Nginx configuration is resetted to our first example without
proxy_next_upstream
customization. This time the second application instance
will be actually netcat
TCP server:
# Instance 1
$ PORT=8081 /webserver.py
# Instance 2
$ nc -lp 8082
It's as easy as pressing CTRL + C
in terminal to finish TCP connection in
netcat
.
# netcat output
$ nc -lp 8082
GET / HTTP/1.0
Host: webserver
Connection: close
User-Agent: curl/7.83.1
Accept: */*
^Cpunt!
# Nginx log
2022/06/30 20:43:35 [warn] 1839#1839: *3265 upstream server temporarily disabled while reading response header from upstream, client: 127.0.0.1, server: localhost, request: "GET / HTTP/1.1", upstream: "http://127.0.0.1:8082/", host: "localhost"
127.0.0.1 - - [30/Jun/2022:20:43:35 +0000] "GET / HTTP/1.1" 200 22 "-" "curl/7.83.1" "-"
# curl output
$ curl -sSiLX GET http://localhost
HTTP/1.1 200 OK
Server: nginx/1.23.0
Date: Thu, 30 Jun 2022 20:43:35 GMT
Transfer-Encoding: chunked
Connection: keep-alive
Lorem Ipsum
OK, Nginx handled that perfectly. Client had no idea that some backend just disappeared while serving request.

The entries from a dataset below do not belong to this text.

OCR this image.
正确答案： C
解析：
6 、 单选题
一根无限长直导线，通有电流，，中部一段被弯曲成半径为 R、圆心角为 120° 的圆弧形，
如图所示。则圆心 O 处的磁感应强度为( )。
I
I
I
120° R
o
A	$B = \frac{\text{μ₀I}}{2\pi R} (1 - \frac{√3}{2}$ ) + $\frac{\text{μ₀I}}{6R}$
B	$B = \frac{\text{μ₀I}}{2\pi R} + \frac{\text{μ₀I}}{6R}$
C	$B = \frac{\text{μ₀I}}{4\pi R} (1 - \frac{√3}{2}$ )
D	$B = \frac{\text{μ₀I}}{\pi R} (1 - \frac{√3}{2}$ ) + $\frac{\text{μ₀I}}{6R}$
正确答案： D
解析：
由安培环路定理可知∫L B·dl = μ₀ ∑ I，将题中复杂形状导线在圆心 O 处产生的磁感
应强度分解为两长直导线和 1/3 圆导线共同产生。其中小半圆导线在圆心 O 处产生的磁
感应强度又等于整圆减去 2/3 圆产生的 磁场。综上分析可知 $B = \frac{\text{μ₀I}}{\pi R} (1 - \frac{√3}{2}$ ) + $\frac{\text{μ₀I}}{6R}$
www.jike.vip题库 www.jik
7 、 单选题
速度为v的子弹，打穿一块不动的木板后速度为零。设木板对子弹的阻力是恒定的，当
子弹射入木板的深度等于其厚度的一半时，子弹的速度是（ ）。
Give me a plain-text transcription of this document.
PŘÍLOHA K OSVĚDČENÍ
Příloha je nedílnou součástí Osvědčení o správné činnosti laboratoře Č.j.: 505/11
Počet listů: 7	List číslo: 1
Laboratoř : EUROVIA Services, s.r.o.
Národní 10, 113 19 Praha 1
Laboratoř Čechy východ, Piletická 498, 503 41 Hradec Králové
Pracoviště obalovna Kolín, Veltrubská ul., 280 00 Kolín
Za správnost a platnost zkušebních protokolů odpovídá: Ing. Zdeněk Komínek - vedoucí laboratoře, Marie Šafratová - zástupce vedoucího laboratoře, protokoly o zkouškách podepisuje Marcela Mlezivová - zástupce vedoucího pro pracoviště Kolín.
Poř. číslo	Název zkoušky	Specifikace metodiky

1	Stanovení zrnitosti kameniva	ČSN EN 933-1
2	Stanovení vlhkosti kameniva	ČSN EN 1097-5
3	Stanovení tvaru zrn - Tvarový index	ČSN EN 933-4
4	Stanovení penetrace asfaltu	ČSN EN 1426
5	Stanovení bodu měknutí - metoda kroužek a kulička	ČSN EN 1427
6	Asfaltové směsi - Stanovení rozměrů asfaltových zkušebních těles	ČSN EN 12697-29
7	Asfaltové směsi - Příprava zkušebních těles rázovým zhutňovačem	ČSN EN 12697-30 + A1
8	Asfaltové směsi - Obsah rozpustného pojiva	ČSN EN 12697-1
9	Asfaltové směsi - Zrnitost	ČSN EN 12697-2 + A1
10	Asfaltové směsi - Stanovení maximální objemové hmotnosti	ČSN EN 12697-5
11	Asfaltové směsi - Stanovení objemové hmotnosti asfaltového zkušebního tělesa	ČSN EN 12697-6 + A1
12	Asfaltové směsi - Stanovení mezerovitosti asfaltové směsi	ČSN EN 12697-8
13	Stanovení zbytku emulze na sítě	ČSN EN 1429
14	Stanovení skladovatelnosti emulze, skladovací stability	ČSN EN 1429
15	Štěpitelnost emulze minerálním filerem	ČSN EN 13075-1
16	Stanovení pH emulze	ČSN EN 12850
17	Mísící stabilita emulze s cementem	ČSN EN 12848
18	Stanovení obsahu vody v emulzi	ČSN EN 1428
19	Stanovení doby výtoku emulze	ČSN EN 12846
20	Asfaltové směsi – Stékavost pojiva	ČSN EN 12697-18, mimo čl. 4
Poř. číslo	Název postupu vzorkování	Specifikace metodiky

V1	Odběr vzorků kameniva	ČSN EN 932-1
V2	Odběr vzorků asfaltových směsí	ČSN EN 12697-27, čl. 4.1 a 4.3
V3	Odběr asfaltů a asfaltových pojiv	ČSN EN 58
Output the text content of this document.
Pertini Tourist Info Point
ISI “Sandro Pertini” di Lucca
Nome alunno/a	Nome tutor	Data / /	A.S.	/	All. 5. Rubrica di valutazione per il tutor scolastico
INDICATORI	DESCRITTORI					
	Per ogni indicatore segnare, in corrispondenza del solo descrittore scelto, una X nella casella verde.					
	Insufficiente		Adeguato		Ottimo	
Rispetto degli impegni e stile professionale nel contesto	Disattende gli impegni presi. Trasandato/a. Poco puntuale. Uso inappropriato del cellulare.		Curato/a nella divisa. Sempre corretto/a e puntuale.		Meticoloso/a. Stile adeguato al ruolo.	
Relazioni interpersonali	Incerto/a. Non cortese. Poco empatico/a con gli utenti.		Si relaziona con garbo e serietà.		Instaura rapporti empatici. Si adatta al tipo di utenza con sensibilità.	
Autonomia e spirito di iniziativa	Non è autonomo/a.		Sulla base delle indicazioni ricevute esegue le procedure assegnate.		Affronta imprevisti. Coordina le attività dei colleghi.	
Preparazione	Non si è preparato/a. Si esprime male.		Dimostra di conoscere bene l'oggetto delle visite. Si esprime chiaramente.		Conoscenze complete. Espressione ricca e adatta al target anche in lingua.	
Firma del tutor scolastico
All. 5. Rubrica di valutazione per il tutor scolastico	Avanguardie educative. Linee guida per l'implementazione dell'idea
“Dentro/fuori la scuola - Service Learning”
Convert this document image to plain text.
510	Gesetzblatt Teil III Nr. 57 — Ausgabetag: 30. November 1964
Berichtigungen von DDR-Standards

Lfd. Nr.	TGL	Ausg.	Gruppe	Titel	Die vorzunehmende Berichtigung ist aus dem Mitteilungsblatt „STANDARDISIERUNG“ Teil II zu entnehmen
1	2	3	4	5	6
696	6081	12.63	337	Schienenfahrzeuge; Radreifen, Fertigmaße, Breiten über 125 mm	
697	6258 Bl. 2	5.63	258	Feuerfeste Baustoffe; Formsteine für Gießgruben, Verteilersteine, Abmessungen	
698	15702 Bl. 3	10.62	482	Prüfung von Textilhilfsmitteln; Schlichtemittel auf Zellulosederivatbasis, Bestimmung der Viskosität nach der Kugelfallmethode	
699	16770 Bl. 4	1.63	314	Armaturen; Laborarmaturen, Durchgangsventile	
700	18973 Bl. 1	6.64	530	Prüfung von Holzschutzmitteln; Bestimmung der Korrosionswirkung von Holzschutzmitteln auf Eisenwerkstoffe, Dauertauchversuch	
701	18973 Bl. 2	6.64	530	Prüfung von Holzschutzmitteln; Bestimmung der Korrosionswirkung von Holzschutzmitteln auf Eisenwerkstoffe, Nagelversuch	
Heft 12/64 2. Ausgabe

I also tried to send partial response, but the result was the same. Yet I've found one case where Nginx won't use next upstream:
# curl output
$ curl -sSiLX GET http://localhost
curl: (1) Received HTTP/0.9 when not allowed
# netcat output
$ nc -lp 8082
GET / HTTP/1.0
Host: webserver
Connection: close
User-Agent: curl/7.83.1
Accept: */*
malformed-response
# Nginx logs
2022/06/30 20:53:14 [error] 1840#1840: *3306 upstream sent no valid HTTP/1.0 header while reading response header from upstream, client: 127.0.0.1, server: localhost, request: "GET / HTTP/1.1", upstream: "http://127.0.0.1:8082/", host: "localhost"
127.0.0.1 - - [30/Jun/2022:20:53:15 +0000] "GET / HTTP/1.1" 009 19 "-" "curl/7.83.1" "-"
It's extremely rare case, because application server has to make errors in HTTP protocol for this to happen. These days HTTP is usually handled on framework level, so developers are protected from making such errors in business logic code.